Last week, I completed the “Novel Writing Workshop” course, another educational step toward earning a master’s degree in English.  Completing the course, however, did not equate to completing my novel.

Ah, the sound and connotation of those words, “my novel.” Yes, I am underway with an extended work of fiction, and I plan to complete a draft by August.

Hold me to that.

In my class, I was one of six fledgling novelists. Some already had works published, others were well into stories that spanned genres (a young woman growing up in a foreign brothel, a surreal account of spirits interacting with people), topics (detective tales, a search for a missing child) and continents (from North America to Asia.)  Me, I created a protagonist who to my knowledge has not been used before: A building engineer. From Chicago, as you’d expect.

More on my story soon.

Every class I’ve taken these past six semesters has culminated in gaining knowledge and understanding of the written word. And, all have improved my cognitive skills.

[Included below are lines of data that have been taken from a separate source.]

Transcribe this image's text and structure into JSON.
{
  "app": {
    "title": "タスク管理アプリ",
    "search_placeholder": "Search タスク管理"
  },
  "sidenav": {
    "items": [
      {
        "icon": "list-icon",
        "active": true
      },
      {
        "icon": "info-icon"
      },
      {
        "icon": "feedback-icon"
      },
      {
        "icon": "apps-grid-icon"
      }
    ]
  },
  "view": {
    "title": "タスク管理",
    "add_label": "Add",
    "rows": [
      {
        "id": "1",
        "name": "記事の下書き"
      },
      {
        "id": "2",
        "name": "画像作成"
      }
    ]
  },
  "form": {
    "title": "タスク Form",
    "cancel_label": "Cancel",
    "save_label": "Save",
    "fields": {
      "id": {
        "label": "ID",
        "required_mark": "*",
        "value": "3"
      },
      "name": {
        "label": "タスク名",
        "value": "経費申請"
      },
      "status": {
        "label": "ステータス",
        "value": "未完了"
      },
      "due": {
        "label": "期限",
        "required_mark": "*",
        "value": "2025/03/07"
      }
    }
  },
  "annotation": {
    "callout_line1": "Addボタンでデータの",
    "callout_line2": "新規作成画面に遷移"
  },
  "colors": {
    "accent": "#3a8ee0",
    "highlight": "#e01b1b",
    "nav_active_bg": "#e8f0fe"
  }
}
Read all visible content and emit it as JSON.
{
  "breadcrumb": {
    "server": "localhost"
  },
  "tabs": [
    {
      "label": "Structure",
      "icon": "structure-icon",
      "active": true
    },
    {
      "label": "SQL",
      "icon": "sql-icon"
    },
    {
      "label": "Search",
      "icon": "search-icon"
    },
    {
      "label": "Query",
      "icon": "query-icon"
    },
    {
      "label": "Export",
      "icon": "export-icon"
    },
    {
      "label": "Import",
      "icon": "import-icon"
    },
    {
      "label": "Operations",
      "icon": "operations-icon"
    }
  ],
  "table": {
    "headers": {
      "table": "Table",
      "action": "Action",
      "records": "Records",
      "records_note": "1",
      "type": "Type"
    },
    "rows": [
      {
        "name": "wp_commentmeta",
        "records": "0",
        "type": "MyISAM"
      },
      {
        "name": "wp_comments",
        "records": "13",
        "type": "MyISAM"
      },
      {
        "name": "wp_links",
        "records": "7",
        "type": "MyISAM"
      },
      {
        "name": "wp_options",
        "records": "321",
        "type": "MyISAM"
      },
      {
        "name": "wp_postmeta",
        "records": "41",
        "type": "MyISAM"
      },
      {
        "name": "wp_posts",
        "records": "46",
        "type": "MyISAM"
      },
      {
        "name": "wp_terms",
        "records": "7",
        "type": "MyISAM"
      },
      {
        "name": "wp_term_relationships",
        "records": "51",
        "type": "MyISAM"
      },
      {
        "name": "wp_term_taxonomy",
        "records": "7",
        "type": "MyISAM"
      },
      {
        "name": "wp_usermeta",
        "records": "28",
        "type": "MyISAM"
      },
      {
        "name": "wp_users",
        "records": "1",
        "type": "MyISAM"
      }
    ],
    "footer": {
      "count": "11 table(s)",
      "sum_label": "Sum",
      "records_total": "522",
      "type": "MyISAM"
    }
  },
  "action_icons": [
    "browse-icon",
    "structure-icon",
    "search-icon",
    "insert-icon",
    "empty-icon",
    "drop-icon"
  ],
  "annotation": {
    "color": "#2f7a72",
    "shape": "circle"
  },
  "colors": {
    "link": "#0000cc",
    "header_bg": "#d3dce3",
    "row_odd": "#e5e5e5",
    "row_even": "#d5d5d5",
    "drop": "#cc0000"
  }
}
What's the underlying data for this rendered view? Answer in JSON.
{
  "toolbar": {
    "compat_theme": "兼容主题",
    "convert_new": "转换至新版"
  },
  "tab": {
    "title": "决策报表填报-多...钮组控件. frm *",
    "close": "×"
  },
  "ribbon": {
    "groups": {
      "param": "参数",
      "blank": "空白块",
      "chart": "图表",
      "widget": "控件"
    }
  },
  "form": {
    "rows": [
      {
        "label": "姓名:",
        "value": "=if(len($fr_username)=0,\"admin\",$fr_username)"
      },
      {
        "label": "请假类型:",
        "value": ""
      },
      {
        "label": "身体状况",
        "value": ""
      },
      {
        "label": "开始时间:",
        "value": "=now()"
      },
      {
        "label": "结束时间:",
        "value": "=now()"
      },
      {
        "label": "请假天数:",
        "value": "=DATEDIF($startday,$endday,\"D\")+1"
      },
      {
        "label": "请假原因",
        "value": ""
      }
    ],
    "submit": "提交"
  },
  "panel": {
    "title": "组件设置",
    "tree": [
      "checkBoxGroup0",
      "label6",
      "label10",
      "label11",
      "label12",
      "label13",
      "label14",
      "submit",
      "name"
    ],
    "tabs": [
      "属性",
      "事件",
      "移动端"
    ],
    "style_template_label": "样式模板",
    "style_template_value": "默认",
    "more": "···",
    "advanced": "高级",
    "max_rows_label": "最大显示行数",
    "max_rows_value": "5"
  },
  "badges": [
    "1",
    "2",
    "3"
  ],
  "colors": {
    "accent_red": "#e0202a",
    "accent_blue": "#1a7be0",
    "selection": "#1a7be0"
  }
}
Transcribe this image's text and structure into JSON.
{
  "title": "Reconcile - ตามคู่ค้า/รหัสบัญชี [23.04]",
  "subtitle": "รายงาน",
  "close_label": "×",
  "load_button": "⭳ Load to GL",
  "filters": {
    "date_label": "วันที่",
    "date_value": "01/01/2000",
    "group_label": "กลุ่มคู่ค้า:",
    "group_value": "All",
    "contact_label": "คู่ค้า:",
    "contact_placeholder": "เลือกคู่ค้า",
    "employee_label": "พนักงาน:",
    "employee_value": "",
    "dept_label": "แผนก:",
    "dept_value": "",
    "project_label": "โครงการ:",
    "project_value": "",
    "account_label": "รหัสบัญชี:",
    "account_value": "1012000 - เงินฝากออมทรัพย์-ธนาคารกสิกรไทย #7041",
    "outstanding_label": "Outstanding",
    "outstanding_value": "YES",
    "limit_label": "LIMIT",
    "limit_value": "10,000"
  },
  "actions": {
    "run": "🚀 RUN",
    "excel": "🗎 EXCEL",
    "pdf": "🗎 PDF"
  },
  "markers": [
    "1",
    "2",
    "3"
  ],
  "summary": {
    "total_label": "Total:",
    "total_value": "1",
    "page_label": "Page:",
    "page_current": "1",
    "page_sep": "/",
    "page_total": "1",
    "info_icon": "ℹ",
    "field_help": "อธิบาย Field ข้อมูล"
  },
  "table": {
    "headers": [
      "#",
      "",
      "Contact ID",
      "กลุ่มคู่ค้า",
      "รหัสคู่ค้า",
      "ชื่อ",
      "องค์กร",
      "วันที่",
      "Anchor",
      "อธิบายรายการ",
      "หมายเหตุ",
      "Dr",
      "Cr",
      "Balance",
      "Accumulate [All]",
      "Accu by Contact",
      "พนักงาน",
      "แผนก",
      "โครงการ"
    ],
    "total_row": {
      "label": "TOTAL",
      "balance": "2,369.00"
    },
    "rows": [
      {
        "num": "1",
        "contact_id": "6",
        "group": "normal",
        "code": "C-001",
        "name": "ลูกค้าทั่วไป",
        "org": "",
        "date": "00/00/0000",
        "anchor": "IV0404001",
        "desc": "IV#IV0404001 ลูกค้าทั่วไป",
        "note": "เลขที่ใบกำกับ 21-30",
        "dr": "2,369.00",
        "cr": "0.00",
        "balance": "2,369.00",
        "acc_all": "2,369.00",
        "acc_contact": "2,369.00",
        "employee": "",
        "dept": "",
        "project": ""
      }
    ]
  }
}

To summarize, here’s what I learned over the past 14 weeks:

  • First Person.  Writing in first person is harder than anticipated. I launched my work taking the narrator’s point of view, but the instructor and classmates wholeheartedly suggested I move to the third person omniscient. I did, and it really made a difference in the narrative.
  • Accepting Criticism.  At first I was somewhat stunned by critical comments, leading to defensive replies: “What do you mean there’s not enough conflict? Why do you find the dialogue too dense at times? So, what the heck does understanding temporal distance and free-indirect discourse have to do with writing a novel?” Every writer receives criticism; I learned to accept feedback and move on.
  • Map Out the Complete Storyline.  Before class started in early September, I drafted a two-page synopsis of sorts, but I really didn’t craft a solid plot or a conclusion. That led to a roadblock, one I’ve since overcome.
  • Point of View Characters. There can only be so many “POV” characters in a work for it to be intriguing and make sense. I learned to restrict this perspective to my protagonist and the guy who’s the villain.
  • Trust Your Instincts.  In light of the aforementioned, it will be my name below the title of the work. When the manuscript is completed, the results will be based on what I think is right.

And now, a sample. Here’s the first paragraph of the work:

“For Myron Jezmanski, here’s how it goes when everything is right, when nothing unexpected gets in the way, when he can count on the day being like the day before, and the day before that, and there’s no crap or nonsense that he has to deal with and he can close his eyes and just be thankful for what he’s built, what he has, and what he’s earned. First, the dog is still asleep when he awakes at 5:30 a.m., which means Myron doesn’t have to let him in the yard until he’s had a shower, coffee – one-half teaspoon of sugar only — and a bowl of Cheerios with fruit – dried fruit in the wintertime, fresh fruit when it’s in season. Hell, if he’s going to pay $4.99 for a pint of strawberries in January. If they’re out of Cheerios, he will eat his wife’s granola, even though he really doesn’t see the big deal in granola.”

What do you gain from these 157 words about my protagonist? Stay tuned for more.

By the way, the title of my novel is “The Way It’s Supposed to Be.”